Hacia las cinco de la tarde, dicho sacerdote, trayendo los santos óleos, entró con el Dr. Plinio en el aposento de la enferma y le explicó, sumaria y claramente, que iba a administrarle la extremaunción.

Durante la ceremonia, cada vez que el oficiante hacía una señal de la cruz, ella se persignaba con grandes y solemnes gestos. Recostada sobre varias almohadas y con los ojos muy abiertos, recibió con total lucidez el sacramento que la prepararía para la muerte.

La profunda compenetración con la que lo siguió todo impresionó a los presentes. El propio sacerdote, conversando con el Dr. Plinio, comentó el hecho, sintiéndose edificado por la forma en que había recibido la extremaunción.

El postrer día de una larga existencia

Esa inolvidable escena se desarrolló en un clima de serenidad, impregnado de una especie de luminosidad sobrenatural

Desde hacía tiempo, Dña. Lucilia sufría de dificultades respiratorias, causadas por problemas cardíacos. En esta angustiante situación, era admirable observar con qué tranquilidad «gestionaba», si se puede decir así, la pequeña cantidad de oxígeno que conseguía inspirar. En ningún momento tuvo un estertor, ni siquiera un estremecimiento. Poco a poco, iba acostumbrando el organismo a las cantidades de aire cada vez menores que penetraba en sus pulmones. Se preparaba para morir en paz, sin pronunciar una sola palabra que denotase miedo o queja por los tormentos que suelen asaltar a los moribundos.

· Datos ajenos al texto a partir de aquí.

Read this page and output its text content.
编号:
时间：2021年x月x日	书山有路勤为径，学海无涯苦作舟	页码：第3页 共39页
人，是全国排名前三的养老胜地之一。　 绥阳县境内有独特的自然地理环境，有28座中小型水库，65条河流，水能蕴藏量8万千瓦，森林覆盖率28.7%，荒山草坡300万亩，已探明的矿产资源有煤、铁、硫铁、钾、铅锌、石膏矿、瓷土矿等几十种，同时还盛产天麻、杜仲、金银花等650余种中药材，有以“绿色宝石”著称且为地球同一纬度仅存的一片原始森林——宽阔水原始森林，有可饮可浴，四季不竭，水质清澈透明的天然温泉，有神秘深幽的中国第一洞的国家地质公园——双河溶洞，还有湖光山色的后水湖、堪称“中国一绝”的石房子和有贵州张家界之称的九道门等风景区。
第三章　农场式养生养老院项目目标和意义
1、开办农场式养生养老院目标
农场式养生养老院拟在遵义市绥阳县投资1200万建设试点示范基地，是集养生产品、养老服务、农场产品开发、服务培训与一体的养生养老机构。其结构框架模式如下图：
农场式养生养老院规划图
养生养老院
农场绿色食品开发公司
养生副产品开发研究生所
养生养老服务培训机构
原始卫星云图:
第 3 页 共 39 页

Trataba a todo el mundo con afabilidad y solicitud, procurando responder a todo lo que le preguntaban, aunque la falta de aire tan sólo le permitía pronunciar frases muy cortas. Aun así, en este estado, se desvivió para consolar a una persona afligida que se encontraba junto a su lecho.

El último día de vida rezó, como siempre, todas sus oraciones diarias, en dirección a las imágenes del Sagrado Corazón de Jesús y de María. Su semblante y sus gestos revelaban la mansedumbre del alma pura, la paz de espíritu y la alegría del deber cumplido, propias de quien ya ha hecho todos los sacrificios. Resplandecía en ella la altanería sin pretensiones de quien se ha inmolado por entero y, teniendo delante sólo la muerte y la eternidad, exclama con San Pablo: «He combatido el noble combate, he acabado la carrera, he conservado la fe» (2 Tim 4, 7). Su alma estaba preparada para recibir en el Cielo la «corona de la justicia»

Extraído, con adaptaciones, de:
Doña Lucilia. Città del Vaticano-Lima: LEV;
Heraldos del Evangelio, 2013, pp. 39-47.